In the late 1980s, Dr. William Hsiao, a colleague of mine at the Harvard Chan School of Public Health, my former professor, and a globally renowned health economist, explained to me the difference between an accountant and an actuary. “An actuary is an accountant with a sense of humor,” said he. Since then, I’ve carried large respect for the professionals who call themselves actuaries.
Their association, the American Academy of Actuaries, has published an issue brief that demands attention: “Implications of Proposed Changes to the ACA in Response to King v. Burwell. King v. Burwell, if you don’t know, is the case currently before the U.S. Supreme Court that challenges the legality of insurance subsidies being provided to eligible health care consumers in states with federal as opposed to state health insurance exchanges. A decision is expected in late June.
Straight shooters, they are. Here are excerpts from their conclusions:
“If federal premium tax credits become no longer available in FFM (federally facilitated marketplaces) states, enrollment in the individual market would decline precipitously among those previously eligible for premium assistance. Moreover, individuals with high-cost health care needs would be more likely to remain enrolled, while individuals with low-cost health care needs would be more likely to exit the market. Such adverse selection would cause average health costs, and therefore premiums, to rise…”
“Potentially millions of people would drop coverage, and the average costs of those remaining insured would soar. Insurers could face solvency concerns, especially those for whom exchange business is a relatively large share of their book of business…”

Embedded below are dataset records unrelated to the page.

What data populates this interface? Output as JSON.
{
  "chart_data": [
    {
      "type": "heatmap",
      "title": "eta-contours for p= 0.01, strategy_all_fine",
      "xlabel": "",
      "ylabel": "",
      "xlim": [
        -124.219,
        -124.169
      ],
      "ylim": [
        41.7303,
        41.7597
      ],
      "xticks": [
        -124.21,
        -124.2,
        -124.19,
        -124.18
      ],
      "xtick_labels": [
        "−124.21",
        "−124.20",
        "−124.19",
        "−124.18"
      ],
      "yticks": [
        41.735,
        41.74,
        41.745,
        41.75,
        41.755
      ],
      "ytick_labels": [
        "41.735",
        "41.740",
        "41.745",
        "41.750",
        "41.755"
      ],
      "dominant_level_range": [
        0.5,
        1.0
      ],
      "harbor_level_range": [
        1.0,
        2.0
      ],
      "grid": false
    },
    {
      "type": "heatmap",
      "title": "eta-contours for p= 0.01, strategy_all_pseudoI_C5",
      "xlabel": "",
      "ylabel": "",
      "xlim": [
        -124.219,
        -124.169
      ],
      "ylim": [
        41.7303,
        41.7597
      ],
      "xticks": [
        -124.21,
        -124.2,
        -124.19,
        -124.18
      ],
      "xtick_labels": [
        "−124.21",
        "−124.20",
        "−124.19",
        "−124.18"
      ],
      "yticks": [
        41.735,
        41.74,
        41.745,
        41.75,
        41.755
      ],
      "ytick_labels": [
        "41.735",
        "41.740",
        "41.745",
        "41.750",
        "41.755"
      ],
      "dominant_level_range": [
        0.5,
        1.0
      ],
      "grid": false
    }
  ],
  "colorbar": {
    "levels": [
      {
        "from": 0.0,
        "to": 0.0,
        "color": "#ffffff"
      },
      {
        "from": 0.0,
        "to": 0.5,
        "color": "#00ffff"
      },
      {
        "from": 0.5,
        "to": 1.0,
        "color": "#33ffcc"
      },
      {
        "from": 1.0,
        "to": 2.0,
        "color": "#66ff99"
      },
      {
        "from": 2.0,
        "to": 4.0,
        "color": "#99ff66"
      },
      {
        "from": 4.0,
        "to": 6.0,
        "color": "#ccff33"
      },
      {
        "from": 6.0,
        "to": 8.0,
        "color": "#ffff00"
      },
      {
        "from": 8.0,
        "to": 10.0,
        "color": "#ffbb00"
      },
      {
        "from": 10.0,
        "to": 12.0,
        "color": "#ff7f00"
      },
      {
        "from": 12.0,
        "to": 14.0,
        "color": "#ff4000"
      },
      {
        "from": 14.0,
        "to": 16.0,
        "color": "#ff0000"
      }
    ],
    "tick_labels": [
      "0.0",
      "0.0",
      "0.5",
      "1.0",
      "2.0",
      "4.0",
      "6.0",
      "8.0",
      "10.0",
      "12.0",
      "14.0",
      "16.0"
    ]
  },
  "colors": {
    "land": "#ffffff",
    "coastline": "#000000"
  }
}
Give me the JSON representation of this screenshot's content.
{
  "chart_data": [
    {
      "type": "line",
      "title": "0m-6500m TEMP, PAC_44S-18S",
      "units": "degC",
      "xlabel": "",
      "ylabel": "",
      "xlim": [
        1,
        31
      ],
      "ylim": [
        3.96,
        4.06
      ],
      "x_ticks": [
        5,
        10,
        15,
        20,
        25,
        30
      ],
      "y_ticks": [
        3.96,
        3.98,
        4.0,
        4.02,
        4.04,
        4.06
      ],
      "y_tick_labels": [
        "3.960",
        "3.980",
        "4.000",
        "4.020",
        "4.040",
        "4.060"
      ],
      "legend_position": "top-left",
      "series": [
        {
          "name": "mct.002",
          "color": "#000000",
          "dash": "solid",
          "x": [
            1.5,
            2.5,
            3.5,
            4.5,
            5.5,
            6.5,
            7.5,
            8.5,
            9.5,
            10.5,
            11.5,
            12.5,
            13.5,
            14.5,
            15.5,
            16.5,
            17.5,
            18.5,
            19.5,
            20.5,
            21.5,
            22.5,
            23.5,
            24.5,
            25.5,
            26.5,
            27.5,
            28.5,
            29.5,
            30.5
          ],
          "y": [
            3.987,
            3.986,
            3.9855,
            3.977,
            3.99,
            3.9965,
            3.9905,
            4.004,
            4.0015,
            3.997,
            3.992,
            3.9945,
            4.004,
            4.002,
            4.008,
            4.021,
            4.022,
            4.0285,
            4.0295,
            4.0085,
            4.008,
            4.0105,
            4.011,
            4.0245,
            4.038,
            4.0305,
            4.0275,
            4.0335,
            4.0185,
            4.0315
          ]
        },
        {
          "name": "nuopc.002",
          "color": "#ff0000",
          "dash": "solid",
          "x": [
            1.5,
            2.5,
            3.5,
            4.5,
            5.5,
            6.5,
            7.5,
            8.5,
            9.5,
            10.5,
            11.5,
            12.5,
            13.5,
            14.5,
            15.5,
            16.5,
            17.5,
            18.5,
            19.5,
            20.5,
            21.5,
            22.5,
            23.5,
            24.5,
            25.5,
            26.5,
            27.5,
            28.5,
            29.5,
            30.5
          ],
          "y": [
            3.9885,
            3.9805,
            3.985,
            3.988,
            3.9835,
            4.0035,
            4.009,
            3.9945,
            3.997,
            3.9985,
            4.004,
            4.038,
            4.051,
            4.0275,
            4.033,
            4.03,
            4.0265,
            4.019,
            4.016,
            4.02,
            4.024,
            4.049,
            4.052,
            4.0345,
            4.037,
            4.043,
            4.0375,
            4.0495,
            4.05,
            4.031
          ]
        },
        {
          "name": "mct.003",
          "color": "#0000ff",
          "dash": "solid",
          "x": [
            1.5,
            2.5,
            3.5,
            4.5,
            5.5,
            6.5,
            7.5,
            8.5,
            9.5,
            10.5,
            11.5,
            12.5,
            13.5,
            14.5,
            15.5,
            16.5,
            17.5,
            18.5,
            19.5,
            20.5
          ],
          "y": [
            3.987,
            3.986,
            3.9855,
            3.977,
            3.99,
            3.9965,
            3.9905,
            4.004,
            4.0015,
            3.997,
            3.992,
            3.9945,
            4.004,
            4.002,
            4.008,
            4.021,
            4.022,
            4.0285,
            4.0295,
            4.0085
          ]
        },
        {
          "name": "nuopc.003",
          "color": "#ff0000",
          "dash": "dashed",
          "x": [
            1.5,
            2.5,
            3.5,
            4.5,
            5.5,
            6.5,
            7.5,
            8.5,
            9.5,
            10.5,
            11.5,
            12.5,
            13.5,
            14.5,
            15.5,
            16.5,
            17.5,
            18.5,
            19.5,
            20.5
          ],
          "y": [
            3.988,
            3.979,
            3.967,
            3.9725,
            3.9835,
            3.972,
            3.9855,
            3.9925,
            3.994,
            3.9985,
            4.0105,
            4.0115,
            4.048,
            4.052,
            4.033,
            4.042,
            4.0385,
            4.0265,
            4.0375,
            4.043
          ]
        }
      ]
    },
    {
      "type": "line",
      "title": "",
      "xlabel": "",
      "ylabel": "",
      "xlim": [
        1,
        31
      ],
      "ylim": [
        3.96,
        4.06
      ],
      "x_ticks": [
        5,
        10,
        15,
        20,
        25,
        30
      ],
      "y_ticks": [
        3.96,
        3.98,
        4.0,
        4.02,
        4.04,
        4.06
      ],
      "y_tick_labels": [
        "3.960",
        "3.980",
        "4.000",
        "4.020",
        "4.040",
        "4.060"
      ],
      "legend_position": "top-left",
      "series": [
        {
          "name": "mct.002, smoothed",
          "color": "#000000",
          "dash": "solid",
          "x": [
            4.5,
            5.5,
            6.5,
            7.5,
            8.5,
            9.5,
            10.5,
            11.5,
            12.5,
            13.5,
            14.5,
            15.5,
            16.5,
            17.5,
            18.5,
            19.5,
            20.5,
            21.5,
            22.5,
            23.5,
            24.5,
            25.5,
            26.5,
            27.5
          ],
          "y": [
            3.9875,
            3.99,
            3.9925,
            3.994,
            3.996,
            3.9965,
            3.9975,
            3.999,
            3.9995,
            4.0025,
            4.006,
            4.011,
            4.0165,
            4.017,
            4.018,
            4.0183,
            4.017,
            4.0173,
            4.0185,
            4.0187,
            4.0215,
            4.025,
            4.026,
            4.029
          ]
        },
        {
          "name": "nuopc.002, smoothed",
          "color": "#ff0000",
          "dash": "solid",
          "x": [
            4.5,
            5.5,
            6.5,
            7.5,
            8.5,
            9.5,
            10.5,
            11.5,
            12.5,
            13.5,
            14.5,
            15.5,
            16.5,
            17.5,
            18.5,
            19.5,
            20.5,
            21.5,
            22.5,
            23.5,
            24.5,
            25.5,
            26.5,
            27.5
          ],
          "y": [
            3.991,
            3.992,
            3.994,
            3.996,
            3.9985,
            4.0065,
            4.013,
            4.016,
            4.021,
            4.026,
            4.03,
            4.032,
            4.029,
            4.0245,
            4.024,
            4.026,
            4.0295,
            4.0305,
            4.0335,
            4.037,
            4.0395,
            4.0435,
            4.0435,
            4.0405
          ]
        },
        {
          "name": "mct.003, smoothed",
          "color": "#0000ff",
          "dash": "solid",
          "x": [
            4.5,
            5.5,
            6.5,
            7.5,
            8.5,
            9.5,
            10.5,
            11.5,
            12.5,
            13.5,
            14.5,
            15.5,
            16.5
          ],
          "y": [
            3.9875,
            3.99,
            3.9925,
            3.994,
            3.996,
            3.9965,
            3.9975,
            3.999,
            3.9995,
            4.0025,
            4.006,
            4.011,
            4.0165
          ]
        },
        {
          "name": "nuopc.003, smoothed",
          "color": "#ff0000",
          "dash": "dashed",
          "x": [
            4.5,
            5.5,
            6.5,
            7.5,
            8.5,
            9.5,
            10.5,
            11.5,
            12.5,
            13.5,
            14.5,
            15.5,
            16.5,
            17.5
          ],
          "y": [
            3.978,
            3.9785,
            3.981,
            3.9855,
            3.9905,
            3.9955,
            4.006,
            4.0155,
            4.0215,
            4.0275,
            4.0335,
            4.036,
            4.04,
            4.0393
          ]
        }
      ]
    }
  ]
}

“…extending the premium subsidies through the 2016 plan year (or longer) could help mitigate these concerns for the short term. … However, if subsidies are made available only to those already receiving them, individuals who would be newly eligible for subsidies, due for instance to a change in income or loss of employer-sponsored coverage, would not benefit from the temporary premium subsidy extension. This would lead to lower overall enrollment in the individual market, as some individuals would transition out of coverage, but few would transition in…”
“Even if a temporary extension of premium subsidies would help avoid disruption in the short term, it is likely that the disruption would only be delayed, not avoided altogether. If the subsidies are ultimately eliminated, potentially millions of individuals will drop coverage and premiums will increase substantially…”
“Weakening or eliminating the individual mandate could result in adverse selection that would raise premiums and threaten the viability of the market … although such voluntary incentives would provide incentives for healthy individuals to obtain coverage when first eligible, they would likely not be as effective as a strong individual mandate.”
A lot of damage would be done. Anyone who suggests they know how the Court will decide is deluded. No one, no one, predicted the outcome of the 2012 SCOTUS decision on the constitutionality of the individual mandate. No one knows the outcome of this case either. But, thanks to the Actuaries, we do know the results of a decision against the government.